Positive future visions for cultural heritage in Nordhordland UNESCO Biosphere Reserve
January 2024
The Norwegian team recently held a workshop for creating positive future visions for cultural heritage and cultural landscapes in the Nordhordland region, using the interactive Seeds of Good Anthropocenes (SoGA) method.
The SoGA method was developed by researchers at the Stockholm Resilience Centre (https://goodanthropocenes.net). In SOGA workshops, participants are asked to envision a realistic and optimistic vision of what the world can be, and to identify existing “seeds” (initiatives, projects, networks, etc.) in the region that can be upscaled to reach their vision for the future. In the CULTIVATE version of this method, the vision was set to 2034 and related to the local context for cultural heritage and cultural landscapes of the project’s biosphere reserves.
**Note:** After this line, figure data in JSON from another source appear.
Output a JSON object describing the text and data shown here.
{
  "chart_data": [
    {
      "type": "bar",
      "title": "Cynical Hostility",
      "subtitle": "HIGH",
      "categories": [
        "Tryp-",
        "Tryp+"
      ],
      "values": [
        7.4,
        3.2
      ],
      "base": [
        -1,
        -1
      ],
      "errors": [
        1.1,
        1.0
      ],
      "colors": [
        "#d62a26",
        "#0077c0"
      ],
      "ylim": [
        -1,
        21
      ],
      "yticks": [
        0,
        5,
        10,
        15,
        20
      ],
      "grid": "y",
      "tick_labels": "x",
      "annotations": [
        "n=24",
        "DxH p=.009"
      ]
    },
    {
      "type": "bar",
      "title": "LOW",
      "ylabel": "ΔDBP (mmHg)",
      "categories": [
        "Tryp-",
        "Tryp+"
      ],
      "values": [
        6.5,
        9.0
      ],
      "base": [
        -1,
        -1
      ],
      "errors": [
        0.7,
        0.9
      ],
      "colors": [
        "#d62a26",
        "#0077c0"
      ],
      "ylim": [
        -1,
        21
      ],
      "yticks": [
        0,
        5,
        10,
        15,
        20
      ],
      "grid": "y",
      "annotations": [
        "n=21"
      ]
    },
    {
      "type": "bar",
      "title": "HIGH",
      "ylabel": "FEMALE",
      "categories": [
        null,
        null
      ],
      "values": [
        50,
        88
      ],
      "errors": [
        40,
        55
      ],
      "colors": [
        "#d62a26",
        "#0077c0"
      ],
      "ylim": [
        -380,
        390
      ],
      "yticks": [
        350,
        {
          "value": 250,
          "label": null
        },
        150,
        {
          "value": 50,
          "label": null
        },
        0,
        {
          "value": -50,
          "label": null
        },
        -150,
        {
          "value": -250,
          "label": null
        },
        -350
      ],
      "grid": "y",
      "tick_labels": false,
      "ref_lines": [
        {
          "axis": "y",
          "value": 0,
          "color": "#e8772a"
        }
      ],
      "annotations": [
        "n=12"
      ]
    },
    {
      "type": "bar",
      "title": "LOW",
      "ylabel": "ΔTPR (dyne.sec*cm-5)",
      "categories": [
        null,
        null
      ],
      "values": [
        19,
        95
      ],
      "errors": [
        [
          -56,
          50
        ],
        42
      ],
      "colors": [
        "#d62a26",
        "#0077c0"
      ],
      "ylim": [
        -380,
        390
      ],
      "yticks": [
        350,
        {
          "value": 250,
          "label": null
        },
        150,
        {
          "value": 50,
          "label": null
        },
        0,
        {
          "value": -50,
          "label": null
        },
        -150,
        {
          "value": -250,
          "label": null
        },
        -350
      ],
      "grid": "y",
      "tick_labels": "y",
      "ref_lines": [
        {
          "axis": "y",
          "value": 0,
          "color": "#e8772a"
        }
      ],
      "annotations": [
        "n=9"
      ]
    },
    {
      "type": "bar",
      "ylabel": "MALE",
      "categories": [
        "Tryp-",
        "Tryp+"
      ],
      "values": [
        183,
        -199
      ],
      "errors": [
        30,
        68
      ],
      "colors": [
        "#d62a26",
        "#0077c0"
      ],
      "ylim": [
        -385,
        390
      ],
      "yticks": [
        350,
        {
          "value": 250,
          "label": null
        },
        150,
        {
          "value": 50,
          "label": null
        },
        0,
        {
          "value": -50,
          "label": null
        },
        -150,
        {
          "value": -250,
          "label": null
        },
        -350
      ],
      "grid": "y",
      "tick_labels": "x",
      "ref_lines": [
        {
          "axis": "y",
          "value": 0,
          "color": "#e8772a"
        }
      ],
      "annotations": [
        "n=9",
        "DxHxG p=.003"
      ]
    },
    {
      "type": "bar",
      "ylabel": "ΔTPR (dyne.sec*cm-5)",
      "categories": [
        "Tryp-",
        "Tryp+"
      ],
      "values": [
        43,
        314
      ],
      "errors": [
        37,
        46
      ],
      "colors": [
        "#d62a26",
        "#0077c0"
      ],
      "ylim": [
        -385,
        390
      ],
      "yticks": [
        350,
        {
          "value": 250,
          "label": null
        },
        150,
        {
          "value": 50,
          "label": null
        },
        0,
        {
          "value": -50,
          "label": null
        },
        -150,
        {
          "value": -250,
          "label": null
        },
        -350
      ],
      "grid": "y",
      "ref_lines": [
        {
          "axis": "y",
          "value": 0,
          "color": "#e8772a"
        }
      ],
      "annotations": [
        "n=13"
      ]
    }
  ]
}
In Nordhordland, different stakeholders within cultural heritage, agriculture, municipalities, and business from all municipalities in the BR were invited to attend the workshop. We had 14 participants from four municipalities, and we completed the workshop in four separate groups. Inger Måren and Silje Östman from the CULTIVATE team, and Kari Natland and Kjersti Isdal from the Biosphere team were there to guide the groups through the exercises.
The groups were very productive and engaged, and we struggled to stay within our time frame because there was so much to discuss! They produced four different future visions, although there was a clear focus on preserving cultural landscapes and traditional food production system, utilizing existing resources sustainably, and reusing and recycling old materials. Maybe all of these visions will be realized in the next ten years!
-
A future for the proud farmer who distributes their products locally and maintains the cultural landscapes.
-
From consumption to utilization: Using knowledge from the past to live sustainably with existing resources in our landscapes. Consumerism is abandoned.
-
Backwards is the new forward: Preserved, re-visualised and sustainable.
-
2034: Nordhordland is a region that protects and utilises resources in a sustainable way.
We are looking forward to comparing the Norwegian outcomes of this workshop to those of Scotland, Estonia and Czechia.